チームメイト同士の接触は、マクラーレンにとって最も避けたいシナリオだった事でしょう。
決勝:フェルスタッペンの独壇場
日曜日の決勝レースはポールポジションからスタートしたフェルスタッペンは、一度もトップを譲ることなく56周を走り切りました!
これぞポール・トゥ・ウィン――F1における最も美しい勝利の形といえるでしょう。
興味深かったのは2位争い!ノリスとシャルル・ルクレール(フェラーリ)が繰り広げた白熱のバトルは、レース中盤から終盤にかけて観る者を魅了した。最終的にノリスが2位を守り切ったが、ルクレールの執拗な追い上げは素晴らしかったです。
ルイス・ハミルトンが4位、ピアストリは5位。ピアストにとって、スプリントでの0ポイントと本戦の結果は、タイトル争いの上では痛恨の週末となった事でしょう。
角田裕毅の快走:日本人の誇り
角田裕毅については特筆すべきだろう。スプリントで18番手から7位入賞、そして決勝でも7位でフィニッシュ。2日連続で6ポイントずつ、計12ポイントをレッドブルにもたらした彼の走りは、まさに「攻めの姿勢」そのもの。
特にスタート直後の追い上げは圧巻だった。混乱の隙を突いて一気にポジションを上げる判断力と実行力は、ベテランドライバーの域に達していると言えるでしょう。
レッドブルがこの週末で全チーム最多の31ポイントを獲得できたのは、フェルスタッペンの完璧な走りと、角田の堅実な得点力の賜物と言えるでしょう。
チャンピオンシップ争いの新たな局面
この結果により、ドライバーズチャンピオンシップは三つ巴の様相を呈してきた。
ドライバーズ選手権(第19戦終了時点)
- 1位:オスカー・ピアストリ(マクラーレン)346ポイント
- 2位:ランド・ノリス(マクラーレン)332ポイント(-14)
- 3位:マックス・フェルスタッペン(レッドブル)306ポイント(-40)
ピアストリのリードは14ポイントにまで縮まった。フェルスタッペンも40ポイント差と、まだ十分に射程圏内だ。

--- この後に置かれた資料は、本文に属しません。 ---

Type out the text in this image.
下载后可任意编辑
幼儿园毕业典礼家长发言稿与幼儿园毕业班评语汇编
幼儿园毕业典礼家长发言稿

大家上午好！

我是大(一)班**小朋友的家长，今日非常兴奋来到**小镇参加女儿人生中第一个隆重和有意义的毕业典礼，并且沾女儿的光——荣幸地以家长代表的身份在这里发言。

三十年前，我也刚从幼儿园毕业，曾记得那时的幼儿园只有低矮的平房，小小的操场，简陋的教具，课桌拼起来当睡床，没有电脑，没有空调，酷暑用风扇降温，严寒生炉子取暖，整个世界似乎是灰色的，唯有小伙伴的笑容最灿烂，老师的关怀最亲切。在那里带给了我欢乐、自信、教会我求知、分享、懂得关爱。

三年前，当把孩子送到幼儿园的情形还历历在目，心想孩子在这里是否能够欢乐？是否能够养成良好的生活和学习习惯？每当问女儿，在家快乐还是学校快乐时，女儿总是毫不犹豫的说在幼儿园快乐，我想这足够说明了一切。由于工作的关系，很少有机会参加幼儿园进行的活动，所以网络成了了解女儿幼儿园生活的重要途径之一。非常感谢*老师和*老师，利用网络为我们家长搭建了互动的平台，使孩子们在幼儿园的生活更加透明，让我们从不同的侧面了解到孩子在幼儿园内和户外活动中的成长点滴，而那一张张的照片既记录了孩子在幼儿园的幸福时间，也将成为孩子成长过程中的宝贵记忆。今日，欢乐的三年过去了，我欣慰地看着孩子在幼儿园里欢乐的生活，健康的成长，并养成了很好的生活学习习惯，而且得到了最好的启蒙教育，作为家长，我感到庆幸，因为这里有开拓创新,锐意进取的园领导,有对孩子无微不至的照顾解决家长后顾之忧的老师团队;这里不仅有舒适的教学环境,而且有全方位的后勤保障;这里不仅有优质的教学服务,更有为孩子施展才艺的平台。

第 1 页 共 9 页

残りのレースを考えれば、誰がタイトルを獲得してもおかしくないでしょう。
コンストラクターズ選手権では、レッドブルがフェラーリとの差をわずか3ポイント、メルセデスとも7ポイント差にまで詰めた。2位争いは混沌とした状況。
アメリカグランプリ終了後の優勝回数は、ピアストリ7回に対して、ノリスとマックスが5回ずつととうとうマックスが、ノリスと並びました。マックスはサマーブレイク後だけで見れば圧倒的なポイントリーダー。終盤に差し掛かったにもかかわらず、これからの動向は見逃せません。
個人的見解:フェルスタッペンの凄みと残りの戦い
フェルスタッペンのこの週末を見て、改めて彼の強さを実感しました。プレッシャーがかかる状況で、彼は常に最高のパフォーマンスを発揮する。それが真のチャンピオンの資質だろう。

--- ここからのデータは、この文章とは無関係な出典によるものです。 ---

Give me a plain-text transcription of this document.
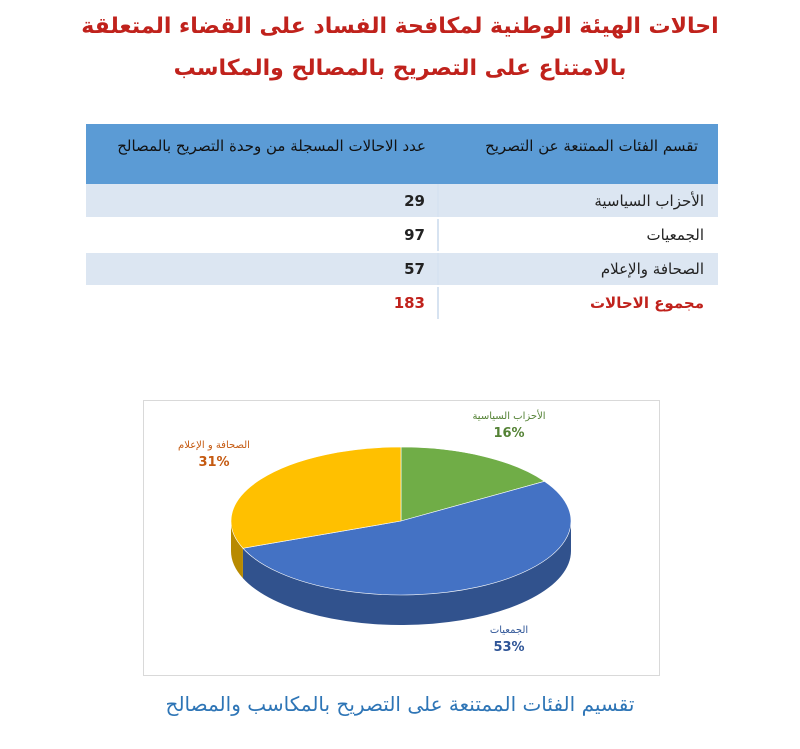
احالات الهيئة الوطنية لمكافحة الفساد على القضاء المتعلقة
بالامتناع على التصريح بالمصالح والمكاسب
تقسم الفئات الممتنعة عن التصريح	عدد الاحالات المسجلة من وحدة التصريح بالمصالح
الأحزاب السياسية	29
الجمعيات	97
الصحافة والإعلام	57
مجموع الاحالات	183
الأحزاب السياسية
16%
الجمعيات
53%
الصحافة و الإعلام
31%
تقسيم الفئات الممتنعة على التصريح بالمكاسب والمصالح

一方で、マクラーレンのスプリントでのミスは痛かった。特にピアストリにとって、あの判断が後にシーズンを左右する分岐点だったと振り返ることになるかもしれない。ノリスとのチーム内競争も激化しており、今後のチームオーダーやパパイヤルールがどう影響するかが鍵になるだろう。
個人的に注目しているのは、ずばり残りのレースでレッドブルがこの勢いを維持できるかです。角田の安定した得点力は予想以上で、彼がチームの重要な戦力になっている。日本人ドライバーがトップチームでこれほど貢献している姿を見られるのは、ファンとして誇らしいです。
まとめ:テキサスで見た新たな物語
2025年アメリカGPは、チャンピオンシップ争いに新たな風を吹き込んだ。フェルスタッペンの完璧な週末、マクラーレンの悪夢、そして角田の輝き。すべてが絡み合い、残りのシーズンをさらにエキサイティングなものにしている。
次戦以降、ピアストリとノリスがどう反撃するのか、フェルスタッペンがこの勢いを保てるのか――目が離せない展開が続く。
テキサスの空の下で繰り広げられたドラマは、私たちにF1の醍醐味を思い出させてくれた。スピード、技術、戦略、そして人間ドラマ。それらすべてが詰まった素晴らしい週末でした。
次戦はどこで何が起こるのか。F1は止まらない。